How many patients have you lost simply because the patient didn't see the value of chiropractic care after one or two adjustments, as happened with Marianne? Unfortunately, all patients aren't created equal; "good patients" become good patients over time. Our first emphasis then should be on giving them what they want… pain relief, so that you have the extra time you need to make them into good patients. Along with your adjustment there are a few aids you can use to support your adjustment and assist with pain relief.

What Can Cause Problems After An Adjustment?

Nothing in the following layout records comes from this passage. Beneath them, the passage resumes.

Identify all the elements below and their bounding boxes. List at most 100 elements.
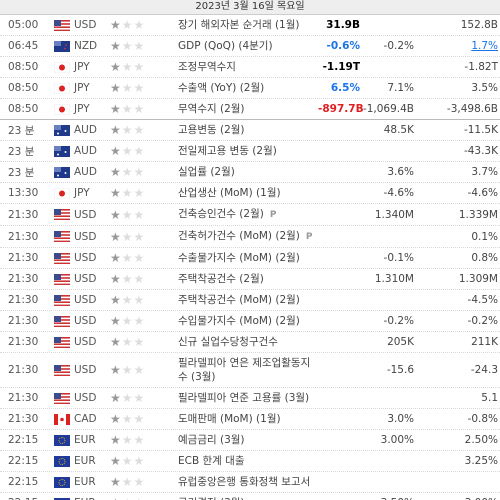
previous: -11.5K [414,124,498,136]
event-name: 예금금리 (3월) [178,434,245,446]
forecast: -4.6% [383,187,414,199]
actual: 31.9B [326,19,360,31]
previous-value: -43.3K [463,145,498,157]
event-cell: 필라델피아 연준 고용률 (3월) [178,388,318,408]
star: ★ [110,272,122,286]
currency: EUR [74,455,96,467]
event-name: 유럽중앙은행 통화정책 보고서 [178,476,311,488]
importance: ★★★ [110,433,178,447]
time: 13:30 [8,187,39,199]
forecast: -1,069.4B [362,103,414,115]
flag [48,103,74,115]
previous: -0.8% [414,413,498,425]
event-cell: ECB 한계 대출 [178,451,318,471]
star: ★ [121,433,134,447]
star: ★ [133,433,146,447]
forecast: 1.340M [374,208,414,221]
time: 23 분 [8,166,35,179]
flag [48,455,74,467]
currency: AUD [74,124,97,136]
previous: 2.50% [414,434,498,446]
star: ★ [121,18,134,32]
event-row: 23 분 AUD ★★★ 실업률 (2월) 3.6% 3.7% [0,162,500,183]
event-cell: 실업률 (2월) [178,162,318,182]
importance: ★★★ [110,363,178,377]
forecast: -0.2% [383,315,414,327]
importance: ★★★ [110,391,178,405]
star: ★ [133,391,146,405]
prelim-badge: P [305,232,313,242]
flag-icon [54,231,70,242]
previous-value: 152.8B [460,19,498,31]
event-row: 08:50 JPY ★★★ 조정무역수지 -1.19T -1.82T [0,57,500,78]
previous: -1.82T [414,61,498,73]
star: ★ [133,144,146,158]
star: ★ [121,229,134,244]
forecast: -0.1% [383,252,414,264]
flag-icon [54,166,70,178]
event-cell: 조정무역수지 [178,57,318,77]
star: ★ [110,335,122,349]
flag-icon [54,252,70,264]
star: ★ [134,496,146,500]
previous-value: 1.309M [458,273,498,285]
flag-icon [54,145,70,157]
importance: ★★★ [110,293,178,307]
event-name: 건축승인건수 (2월) [178,208,264,220]
star: ★ [110,144,122,158]
event-row: 21:30 CAD ★★★ 도매판매 (MoM) (1월) 3.0% -0.8% [0,409,500,430]
time: 21:30 [8,364,39,376]
star: ★ [133,251,146,265]
time: 22:15 [8,434,39,446]
event-row: 23 분 AUD ★★★ 전일제고용 변동 (2월) -43.3K [0,141,500,162]
star: ★ [110,251,122,265]
event-name: 금리결정 (3월) [178,497,245,500]
star: ★ [110,475,122,489]
previous: -4.6% [414,187,498,199]
importance: ★★★ [110,39,178,53]
event-cell: 산업생산 (MoM) (1월) [178,183,318,203]
currency: JPY [74,103,90,115]
event-row: 21:30 USD ★★★ 주택착공건수 (MoM) (2월) -4.5% [0,290,500,311]
importance: ★★★ [110,272,178,286]
star: ★ [133,39,146,53]
event-row: 21:30 USD ★★★ 필라델피아 연은 제조업활동지수 (3월) -15.6 -24… [0,353,500,388]
forecast: 3.50% [360,497,414,500]
importance: ★★★ [110,186,178,200]
currency: USD [74,392,97,404]
flag-icon [54,273,70,285]
star: ★ [133,314,146,328]
star: ★ [121,251,134,265]
currency: USD [74,19,97,31]
previous: 3.5% [414,82,498,94]
event-name: 필라델피아 연은 제조업활동지수 (3월) [178,357,311,383]
star: ★ [110,81,122,95]
time: 22:15 [8,455,39,467]
event-row: 21:30 USD ★★★ 필라델피아 연준 고용률 (3월) 5.1 [0,388,500,409]
event-cell: GDP (QoQ) (4분기) [178,36,318,56]
event-cell: 수출물가지수 (MoM) (2월) [178,248,318,268]
star: ★ [110,363,122,377]
flag [48,364,74,376]
currency: USD [74,364,97,376]
currency: EUR [74,497,110,500]
previous: 0.1% [414,231,498,243]
time: 21:30 [8,392,39,404]
previous: 0.8% [414,252,498,264]
event-cell: 고용변동 (2월) [178,120,318,140]
event-row: 21:30 USD ★★★ 주택착공건수 (2월) 1.310M 1.309M [0,269,500,290]
currency: EUR [74,434,96,446]
star: ★ [110,207,122,222]
importance: ★★★ [110,102,178,116]
star: ★ [110,391,122,405]
star: ★ [121,412,134,426]
importance: ★★★ [110,230,178,244]
event-row: 13:30 JPY ★★★ 산업생산 (MoM) (1월) -4.6% -4.6% [0,183,500,204]
event-name: 조정무역수지 [178,61,236,73]
previous: 5.1 [414,392,498,404]
star: ★ [121,60,134,74]
event-cell: 건축승인건수 (2월) P [178,204,318,225]
event-name: 무역수지 (2월) [178,103,245,115]
time: 23 분 [8,145,35,158]
previous-value: 2.50% [464,434,498,446]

There aren't that many things patients can do to mess up their body so quickly. It's your job to understand what they are, then prevent them from happening. The problem is that it doesn't seem like these patients did anything wrong by simply driving home. But they did. They actually did two things that nearly everyone does which makes their body worse; they 'walked' out of the office, and then they 'sat' in their car.

Similar scenarios played out many times over the next several years of my practice. Trying to fix the damage after the fact seemed to me pretty much like treating the symptom but not the cause. Obviously this isn't the only reason patients drop out of care. It is however, one that happens all too often, costing us patients so unnecessarily when we could easily prevent it by paying attention to the cause.

I am going to urge you to spend a little time initially with your patients to explain a few simple things that will help them support their adjustment. If they don't do these things then there is a good possibility that they will feel worse than they otherwise could. You may not get a second chance with them.

Shoeless

I never made the connection that this was what was happening with my patients until one day, when a painful knee (that was putting a damper on my vacation) got me going to a chiropractor in Los Angeles. He worked me all up and down and when he was done I felt great. I was standing straight, I could breathe easier, and my knee pain was gone. I started to put on my sandals to leave when he stopped me. He took the sandals and threw them in the trash. These were $200 Italian sandals and he got my attention.

I pulled my sandals out of the trash. He showed me how much worse my body became – immediately – when I put them on. I took them back off and threw them in the trash myself! Making my way back to my hotel in the midday heat of August, as I was hopping around, dodging melted gum on Los Angeles sidewalks, I had plenty of opportunity to reflect on my newly acquired knowledge on how shoes might mess up the body and make a person feel worse. (This chiropractor I visited in Los Angeles was Jesse Jutkowitz, D.C.)

Simple Tests

Unfortunately, we were not taught all that we need to know in school to do the best job we can on this. The big idea here is for patients to be supported into a more upright position. This is consistent with being more upright after their adjustment.

Get an image in your mind of someone who is leaning forward, their breathing is shallow, and their face shows pain. If you have your patients who are in pain simply breathe in and out and let their body slump, this is what you will see if they have a structural problem.

Now get an image of someone who is upright, their breathing is easy and full, and their face is relaxed. This is how your patients look when you have improved their structure.

This simple test above and its resulting indicators of posture, breathing and pain, may be used to gauge the effectiveness of support aids and any other structural modifications you may make. You'll quickly see if they are helping improve your patients' bodies– or making them even worse. The two activities – sitting and walking – when done incorrectly, have a dramatic and immediate effect on how patients feel after their first adjustment. Their first visit therefore is the critical time to check them both, and if need be, correct them.